I’d avoid the gold and any gold related mining operations. If you want to get into precious metals, silver and silver mining stocks are the way to go from what I’m hearing and reading.

Silver is far cheaper to own than gold, and yet it’s used everywhere, from consumer electronics to weapons systems. I think silver is poised for a long bull run. That’s where I’m putting my money, and as I said, I am buying up the silver and the silver mining stocks. I think it’s a bullet proof proposition frankly.

miriam98
Post 2

@nony - Any type of mining stock is going to be cyclical. I can’t imagine owning a mining stock in a company that makes supplies for granite marble countertops in a time of recession. That’s the time to stay out of that kind of investment.

If you really want to make it big in my opinion, look to the future for anticipated demand based on current trends. For example, I recently heard that uranium mining stocks could go through the roof. The U.S. is on the verge of experiencing a shortfall of uranium to power its nuclear reactors.

Thus there will be a great demand for this metal in the near future and the mining operations that mine for it will do quite well. Who would have thought that uranium could be a precious metal?

nony
Post 1

The question becomes do you own the precious metals or do you buy up the mining stocks of the companies that are digging up those metals?

I deal with this issue on a cyclical basis, since precious metals tend to go up and down in value as the economy goes through its boom and bust cycles.

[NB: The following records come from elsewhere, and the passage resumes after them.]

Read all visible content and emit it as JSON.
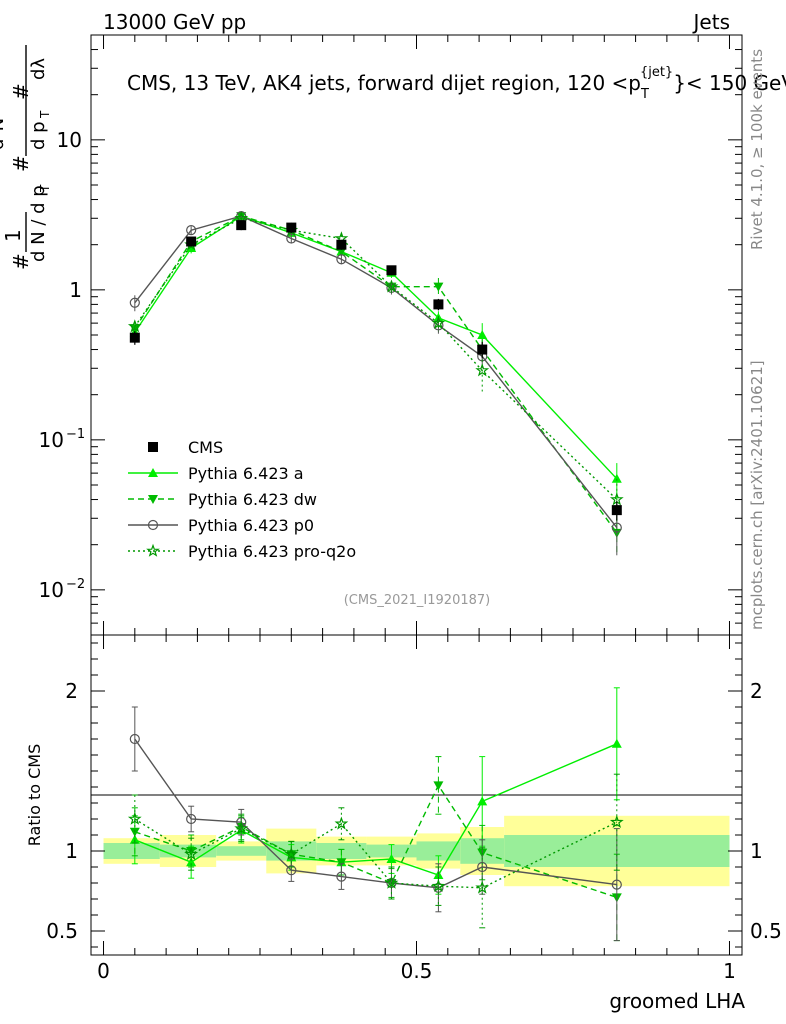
{
  "header": {
    "left": "13000 GeV pp",
    "right": "Jets",
    "rivet_label": "Rivet 4.1.0, ≥ 100k events",
    "site_label": "mcplots.cern.ch [arXiv:2401.10621]",
    "analysis_tag": "(CMS_2021_I1920187)"
  },
  "chart_data": {
    "type": "line",
    "title": "CMS, 13 TeV, AK4 jets, forward dijet region, 120 < p_T^{jet} < 150 GeV",
    "title_parts": {
      "prefix": "CMS, 13 TeV, AK4 jets, forward dijet region, 120 <p",
      "sub": "T",
      "sup": "{jet}",
      "suffix": "}< 150 GeV"
    },
    "xlabel": "groomed LHA",
    "ylabel_main": "1/dN/dp_T  d²N/dp_T dλ",
    "ylabel_ratio": "Ratio to CMS",
    "xlim": [
      -0.02,
      1.02
    ],
    "ylim_main_log": [
      0.005,
      50
    ],
    "ylim_ratio": [
      0.35,
      2.35
    ],
    "x_ticks": [
      "0",
      "0.5",
      "1"
    ],
    "y_ticks_main": [
      "10⁻²",
      "10⁻¹",
      "1",
      "10"
    ],
    "y_ticks_ratio": [
      "0.5",
      "1",
      "2"
    ],
    "legend": [
      "CMS",
      "Pythia 6.423 a",
      "Pythia 6.423 dw",
      "Pythia 6.423 p0",
      "Pythia 6.423 pro-q2o"
    ],
    "bin_edges": [
      0,
      0.09,
      0.18,
      0.26,
      0.34,
      0.42,
      0.5,
      0.57,
      0.64,
      1.0
    ],
    "x": [
      0.05,
      0.14,
      0.22,
      0.3,
      0.38,
      0.46,
      0.535,
      0.605,
      0.82
    ],
    "data": {
      "name": "CMS",
      "values": [
        0.48,
        2.1,
        2.7,
        2.6,
        2.0,
        1.35,
        0.8,
        0.4,
        0.034
      ],
      "errors": [
        0.05,
        0.15,
        0.2,
        0.2,
        0.15,
        0.1,
        0.07,
        0.05,
        0.005
      ],
      "band_stat": [
        0.05,
        0.04,
        0.03,
        0.06,
        0.05,
        0.04,
        0.06,
        0.08,
        0.1
      ],
      "band_total": [
        0.08,
        0.1,
        0.06,
        0.14,
        0.09,
        0.09,
        0.11,
        0.15,
        0.22
      ]
    },
    "series": [
      {
        "name": "Pythia 6.423 a",
        "color": "#00ee00",
        "dash": "",
        "marker": "triangle-up",
        "values": [
          0.52,
          1.9,
          3.1,
          2.4,
          1.8,
          1.3,
          0.65,
          0.5,
          0.055
        ],
        "errors": [
          0.05,
          0.15,
          0.2,
          0.15,
          0.12,
          0.1,
          0.07,
          0.1,
          0.015
        ],
        "ratio": [
          1.07,
          0.93,
          1.13,
          0.96,
          0.93,
          0.95,
          0.85,
          1.31,
          1.67
        ],
        "ratio_err": [
          0.15,
          0.1,
          0.08,
          0.08,
          0.08,
          0.09,
          0.12,
          0.28,
          0.35
        ]
      },
      {
        "name": "Pythia 6.423 dw",
        "color": "#00bb00",
        "dash": "6,4",
        "marker": "triangle-down",
        "values": [
          0.55,
          2.1,
          3.1,
          2.5,
          1.8,
          1.05,
          1.05,
          0.4,
          0.024
        ],
        "errors": [
          0.05,
          0.15,
          0.2,
          0.15,
          0.12,
          0.1,
          0.15,
          0.07,
          0.007
        ],
        "ratio": [
          1.12,
          1.0,
          1.15,
          0.98,
          0.93,
          0.8,
          1.41,
          0.99,
          0.71
        ],
        "ratio_err": [
          0.15,
          0.1,
          0.08,
          0.08,
          0.08,
          0.09,
          0.18,
          0.17,
          0.27
        ]
      },
      {
        "name": "Pythia 6.423 p0",
        "color": "#555555",
        "dash": "",
        "marker": "circle-open",
        "values": [
          0.82,
          2.5,
          3.1,
          2.2,
          1.6,
          1.03,
          0.58,
          0.36,
          0.026
        ],
        "errors": [
          0.1,
          0.15,
          0.2,
          0.15,
          0.12,
          0.1,
          0.07,
          0.06,
          0.009
        ],
        "ratio": [
          1.7,
          1.2,
          1.18,
          0.88,
          0.84,
          0.8,
          0.77,
          0.9,
          0.79
        ],
        "ratio_err": [
          0.2,
          0.08,
          0.08,
          0.07,
          0.08,
          0.1,
          0.15,
          0.17,
          0.35
        ]
      },
      {
        "name": "Pythia 6.423 pro-q2o",
        "color": "#009900",
        "dash": "2,3",
        "marker": "star-open",
        "values": [
          0.57,
          2.0,
          3.0,
          2.5,
          2.2,
          1.05,
          0.6,
          0.29,
          0.04
        ],
        "errors": [
          0.05,
          0.15,
          0.2,
          0.15,
          0.12,
          0.1,
          0.07,
          0.08,
          0.015
        ],
        "ratio": [
          1.2,
          0.98,
          1.14,
          0.98,
          1.17,
          0.8,
          0.78,
          0.77,
          1.18
        ],
        "ratio_err": [
          0.15,
          0.1,
          0.08,
          0.08,
          0.1,
          0.1,
          0.12,
          0.25,
          0.3
        ]
      }
    ]
  }
}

I sometimes buy gold when gold is hot, but I think that buying the gold mining stocks is actually easier for the average investor. The problem, however, is that these stocks can plummet in value; their performance is not based directly off the gold, but off the effectiveness of the mining operation.

Gold can go through the roof but if the mining operation fails, its stock will sink like a rock. So I would be careful about owning the mining stocks unless you’re sure that you’re dealing with a solid company.